A defesa de Lula, que tem feito o que pode, entrará na próxima semana com recursos em série para tentar tornar elegível o candidato do PT à presidência. Seguindo a estratégia do partido, que tem Fernando Haddad como plano B, a equipe de advogados eleitorais e criminais tentará obter nas cortes superiores alguma medida que permita ao petista estar nas urnas até o dia 17 de setembro, prazo limite para trocar os candidatos – ou, pelo menos, postergar a provável decisão da Justiça de não conceder o registro. A tese corrente no partido – leia isso como especialmente relevante – é a de que a transferência de votos será mais eficiente se ocorrer próxima ao prazo limite de troca de candidato, dando pouco tempo ao eleitor para refletir sobre o novo nome, agindo, intuitivamente, como se Lula fosse o candidato. Arriscado? Sim. Inteligente? Muito.

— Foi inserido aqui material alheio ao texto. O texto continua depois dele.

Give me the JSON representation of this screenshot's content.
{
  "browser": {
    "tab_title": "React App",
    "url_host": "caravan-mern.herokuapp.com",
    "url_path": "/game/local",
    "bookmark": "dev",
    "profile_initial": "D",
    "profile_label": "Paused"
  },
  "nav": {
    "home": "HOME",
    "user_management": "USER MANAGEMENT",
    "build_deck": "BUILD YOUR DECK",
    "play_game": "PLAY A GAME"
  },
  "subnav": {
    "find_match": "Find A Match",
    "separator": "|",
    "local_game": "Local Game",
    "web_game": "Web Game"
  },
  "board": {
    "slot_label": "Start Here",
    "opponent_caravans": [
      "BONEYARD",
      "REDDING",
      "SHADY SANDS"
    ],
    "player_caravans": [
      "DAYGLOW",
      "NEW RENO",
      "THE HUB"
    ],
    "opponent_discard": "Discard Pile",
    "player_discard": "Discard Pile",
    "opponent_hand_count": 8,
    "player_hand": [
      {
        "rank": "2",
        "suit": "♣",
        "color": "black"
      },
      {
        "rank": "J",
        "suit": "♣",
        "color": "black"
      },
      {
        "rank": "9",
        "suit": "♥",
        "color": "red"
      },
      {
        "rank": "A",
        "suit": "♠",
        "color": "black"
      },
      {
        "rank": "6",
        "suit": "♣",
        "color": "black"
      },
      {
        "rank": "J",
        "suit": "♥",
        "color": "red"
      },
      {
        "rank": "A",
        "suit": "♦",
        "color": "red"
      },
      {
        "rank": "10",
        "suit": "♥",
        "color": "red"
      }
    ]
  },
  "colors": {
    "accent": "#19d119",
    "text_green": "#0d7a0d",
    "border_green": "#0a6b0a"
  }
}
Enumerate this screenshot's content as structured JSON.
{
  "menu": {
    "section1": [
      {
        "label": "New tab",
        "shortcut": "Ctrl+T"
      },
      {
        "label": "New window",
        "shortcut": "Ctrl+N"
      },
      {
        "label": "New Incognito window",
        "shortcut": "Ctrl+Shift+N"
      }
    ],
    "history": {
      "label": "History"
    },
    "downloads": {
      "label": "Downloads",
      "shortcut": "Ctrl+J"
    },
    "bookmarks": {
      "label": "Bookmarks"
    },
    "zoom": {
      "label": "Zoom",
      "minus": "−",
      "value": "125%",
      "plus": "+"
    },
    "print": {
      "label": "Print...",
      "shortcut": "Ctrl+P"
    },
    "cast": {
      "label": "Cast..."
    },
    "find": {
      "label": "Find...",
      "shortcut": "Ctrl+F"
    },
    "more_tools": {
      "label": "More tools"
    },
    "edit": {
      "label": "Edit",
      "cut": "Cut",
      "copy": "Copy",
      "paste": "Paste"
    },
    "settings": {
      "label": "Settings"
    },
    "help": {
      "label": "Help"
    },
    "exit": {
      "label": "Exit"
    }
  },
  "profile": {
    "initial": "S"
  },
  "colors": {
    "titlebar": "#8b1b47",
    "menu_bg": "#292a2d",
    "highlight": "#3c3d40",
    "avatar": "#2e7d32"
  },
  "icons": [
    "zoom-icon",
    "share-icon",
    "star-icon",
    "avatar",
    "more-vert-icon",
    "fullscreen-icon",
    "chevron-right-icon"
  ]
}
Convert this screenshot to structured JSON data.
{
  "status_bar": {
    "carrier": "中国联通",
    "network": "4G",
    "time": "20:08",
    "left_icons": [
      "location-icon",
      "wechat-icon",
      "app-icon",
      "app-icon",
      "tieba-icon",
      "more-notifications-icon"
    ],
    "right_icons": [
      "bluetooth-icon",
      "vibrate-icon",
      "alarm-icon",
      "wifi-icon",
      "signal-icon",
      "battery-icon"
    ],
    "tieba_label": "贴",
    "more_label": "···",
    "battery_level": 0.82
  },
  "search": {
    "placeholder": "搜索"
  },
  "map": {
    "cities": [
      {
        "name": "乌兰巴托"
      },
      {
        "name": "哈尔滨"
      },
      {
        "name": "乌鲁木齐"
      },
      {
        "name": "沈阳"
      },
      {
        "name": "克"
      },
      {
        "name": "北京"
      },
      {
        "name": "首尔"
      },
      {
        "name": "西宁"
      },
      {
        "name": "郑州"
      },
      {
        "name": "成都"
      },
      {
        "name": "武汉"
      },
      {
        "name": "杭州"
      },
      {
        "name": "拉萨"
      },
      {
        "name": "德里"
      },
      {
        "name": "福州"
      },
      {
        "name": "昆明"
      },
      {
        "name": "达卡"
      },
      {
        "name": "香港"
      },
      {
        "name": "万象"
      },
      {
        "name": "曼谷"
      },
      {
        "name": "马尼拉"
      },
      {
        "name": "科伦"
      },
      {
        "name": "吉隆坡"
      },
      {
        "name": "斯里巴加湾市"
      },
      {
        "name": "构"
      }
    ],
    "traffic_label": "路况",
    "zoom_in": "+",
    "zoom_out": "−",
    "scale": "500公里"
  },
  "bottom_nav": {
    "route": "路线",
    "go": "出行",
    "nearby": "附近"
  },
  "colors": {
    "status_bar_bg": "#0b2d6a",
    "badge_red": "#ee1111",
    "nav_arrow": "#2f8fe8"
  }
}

Com o espaço midiático por aqui fechado para opiniões contrárias, a perseguição a Lula vem ganhando espaço no exterior – e isso não é pouca coisa. Jornais como o The Economist, Le Monde, The Guardian, e The Independent têm feito editorais mostrando que há algo errado com a prisão do ex-presidente Lula às vésperas de uma eleição onde é líder nas pesquisas.
Em artigo publicado no dia 14/8, no New York Times, Lula defendeu sua candidatura, destacando ter fé que a justiça prevalecerá. Contudo, admite que o tempo está correndo contra a democracia. A determinação da ONU, solenemente ignorada, e que terá decisão do mérito, aponta para isso. A areia está quase se esgotando na ampulheta.